変わりたい、という一心で俺はこんな無謀な提案に乗ってしまったんだ。


俺はエレオノーラの方を向く。そこに映った彼女の顔は、顔面蒼白で今にも泣きだしそうな表情をしていた。


俺はそれを見て、何をしていたんだと再び気を取り戻す。

いくらムカついても、女性を泣かせるなんてことがあってはならない。

それがたとえ、エレオノーラだとしても。


俺は立ち止まって、イノシシを待ち構えるのを止めた。

むしろ、走り出してイノシシの脇を追った。


正面が無理なら、横からタックルしてやる。


俺はそんな無謀から毛が生えた程度の可能性にすべてを掛けて我武者羅に走った。


一度目のタックルは外した。

然し、二度目のタックルはあと少しで触れられそうになった。

体中は土と石に打ち付けて痣と血だらけになっていた。


しかし、そんなの関係ない。もはやそれに構っているようでは勝てない。俺は次の攻撃を行うためにすぐに走り出した。

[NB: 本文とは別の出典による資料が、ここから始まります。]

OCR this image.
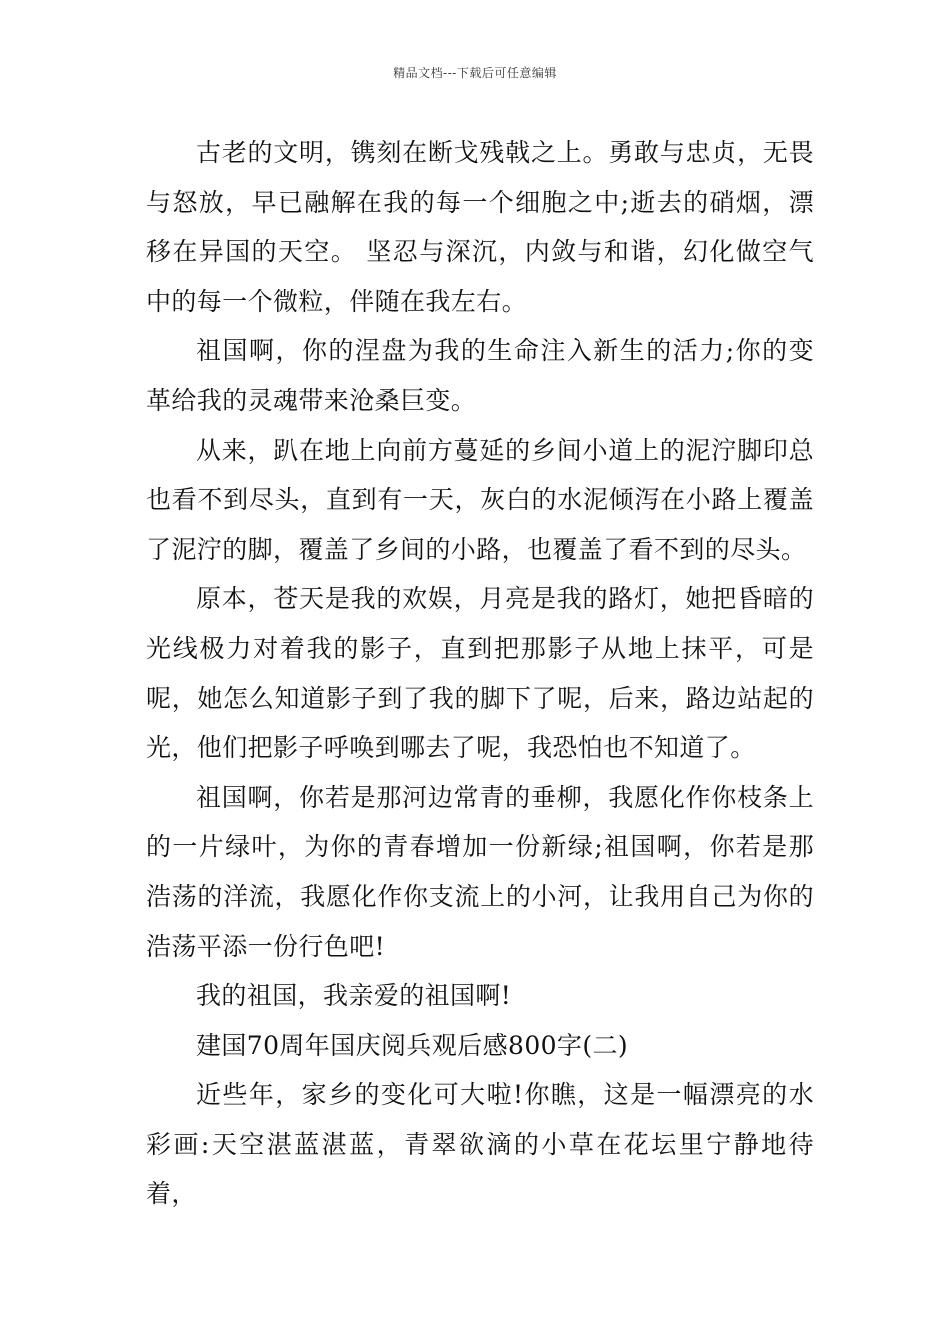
精品文档---下载后可任意编辑

古老的文明，镌刻在断戈残戟之上。勇敢与忠贞，无畏与怒放，早已融解在我的每一个细胞之中;逝去的硝烟，漂移在异国的天空。 坚忍与深沉，内敛与和谐，幻化做空气中的每一个微粒，伴随在我左右。

祖国啊，你的涅盘为我的生命注入新生的活力;你的变革给我的灵魂带来沧桑巨变。

从来，趴在地上向前方蔓延的乡间小道上的泥泞脚印总也看不到尽头，直到有一天，灰白的水泥倾泻在小路上覆盖了泥泞的脚，覆盖了乡间的小路，也覆盖了看不到的尽头。

原本，苍天是我的欢娱，月亮是我的路灯，她把昏暗的光线极力对着我的影子，直到把那影子从地上抹平，可是呢，她怎么知道影子到了我的脚下了呢，后来，路边站起的光，他们把影子呼唤到哪去了呢，我恐怕也不知道了。

祖国啊，你若是那河边常青的垂柳，我愿化作你枝条上的一片绿叶，为你的青春增加一份新绿;祖国啊，你若是那浩荡的洋流，我愿化作你支流上的小河，让我用自己为你的浩荡平添一份行色吧!

我的祖国，我亲爱的祖国啊!

建国70周年国庆阅兵观后感800字(二)

近些年，家乡的变化可大啦!你瞧，这是一幅漂亮的水彩画:天空湛蓝湛蓝，青翠欲滴的小草在花坛里宁静地待着，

そして、いよいよ三度目。タックルがイノシシの脇腹を捉えて、そのまま倒した。俺は暴れるイノシシの体に抱き着きながら抑え込もうとしたが、やはりその体は重く到底に抑えられない物だった。


「おらぁあああ!!!」俺は、不格好に叫ぶ。

叫んで獣を抑え込もうとする。しかし、イノシシは俺の手の指を折るとその隙に腕の間から逃げ出してしまった。



俺は逃げるイノシシの背中を呆然と見つめた。